My research interests revolve around the application and development of solution-state NMR techniques to address questions of structure, function, dynamics and interactions of molecules, specifically within the context of organic chemistry and chemical biology. Many of the projects in which I am involved arise through collaborations with groups across the Department, the University and beyond.
NMR Supersequences for efficient structure characterisation
We are developing families of time-efficient NMR "supersequences" we refer to as NOAH (NMR by Ordered Acquisition using 1H detection) that can provide a significant reduction in the time required for collecting 2D data sets used for the characterisation of small molecules and may also offer sensitivity benefits in some cases. These experiments function by nesting multiple conventional 2D experiments into one, thereby reducing the number of lengthy magnetisation recovery delays required in data acquisition. This work is in collaboration with Dr Eriks Kupce of Bruker Biospin UK.

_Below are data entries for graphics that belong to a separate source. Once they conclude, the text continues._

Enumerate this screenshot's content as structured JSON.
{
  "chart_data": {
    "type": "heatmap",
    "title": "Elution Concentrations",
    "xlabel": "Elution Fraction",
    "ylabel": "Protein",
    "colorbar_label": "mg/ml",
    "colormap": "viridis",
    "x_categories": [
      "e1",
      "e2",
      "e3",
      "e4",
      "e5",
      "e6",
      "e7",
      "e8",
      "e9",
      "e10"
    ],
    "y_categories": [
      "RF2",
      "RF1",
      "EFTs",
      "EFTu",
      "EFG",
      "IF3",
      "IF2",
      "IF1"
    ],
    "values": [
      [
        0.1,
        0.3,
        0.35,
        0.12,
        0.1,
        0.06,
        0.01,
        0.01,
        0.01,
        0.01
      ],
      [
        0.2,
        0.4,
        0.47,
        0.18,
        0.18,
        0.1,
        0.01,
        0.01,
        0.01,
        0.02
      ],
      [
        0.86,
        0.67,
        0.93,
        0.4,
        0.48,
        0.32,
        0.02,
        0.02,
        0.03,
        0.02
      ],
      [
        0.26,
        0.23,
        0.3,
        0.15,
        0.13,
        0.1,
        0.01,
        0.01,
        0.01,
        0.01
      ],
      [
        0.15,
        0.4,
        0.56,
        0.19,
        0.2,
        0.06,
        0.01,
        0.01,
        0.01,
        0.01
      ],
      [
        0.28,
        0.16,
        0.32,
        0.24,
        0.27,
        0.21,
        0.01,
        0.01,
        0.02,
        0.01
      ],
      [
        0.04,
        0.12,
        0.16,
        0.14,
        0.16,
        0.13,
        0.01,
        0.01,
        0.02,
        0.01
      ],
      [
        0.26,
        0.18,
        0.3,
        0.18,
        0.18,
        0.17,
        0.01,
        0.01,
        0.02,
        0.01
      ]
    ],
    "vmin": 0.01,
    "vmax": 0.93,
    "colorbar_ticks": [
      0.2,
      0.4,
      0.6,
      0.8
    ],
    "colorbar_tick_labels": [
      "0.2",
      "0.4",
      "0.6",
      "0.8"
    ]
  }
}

Protein-ligand interactions and protein function probed by NMR Spectroscopy
The interaction of small molecules and peptides with protein targets is an area in which NMR spectroscopy plays a key role, providing information on the behaviour of the smaller molecule and on structural changes in the protein itself. We use a wide range of ligand-observe and protein-observe techniques to probe such interactions (such as relaxation filtering, saturation transfer difference, WaterLOGSY and chemical shift perturbation studies) and we apply these methods to a variety biological systems. Whilst much of or work involves ligand-observe techniques, we employ protein-observe methods when isotopically labelled macromolecules are available, for example via non-specific (backbone) 15N or specific (sidechain) 19F labelling. The protein systems we study have relevance to mechanisms of mammalian oxygen sensing, epigenetics and antibacterial resistance and arise from collaborations with Profs Chris Schofield (Chemistry), Akane Kawamura (Newcastle) and others.
In a collaboration with the group of Dr. Fay Probert (Chemistry), we apply NMR spectroscopy to metabolomics- the study of the complete metabolite profile in a biofluid or tissue- with a view to assisting in disease diagnosis and/or monitoring disease progression. We have applied this methodology to various conditions of interest to local clinical groups including multiple sclerosis and cancer, also in collaboration with Prof Daniel Anthony (Pharmacology) and Prof Niki Sibson (Oncology). NMR spectroscopy is well suited to such studies as it is robust, reproducible and inherently quantitative, as well as requiring minimal sample preparation. It complements the mass spectrometry metabolomics research program in the group of Prof James McCullagh (Chemistry).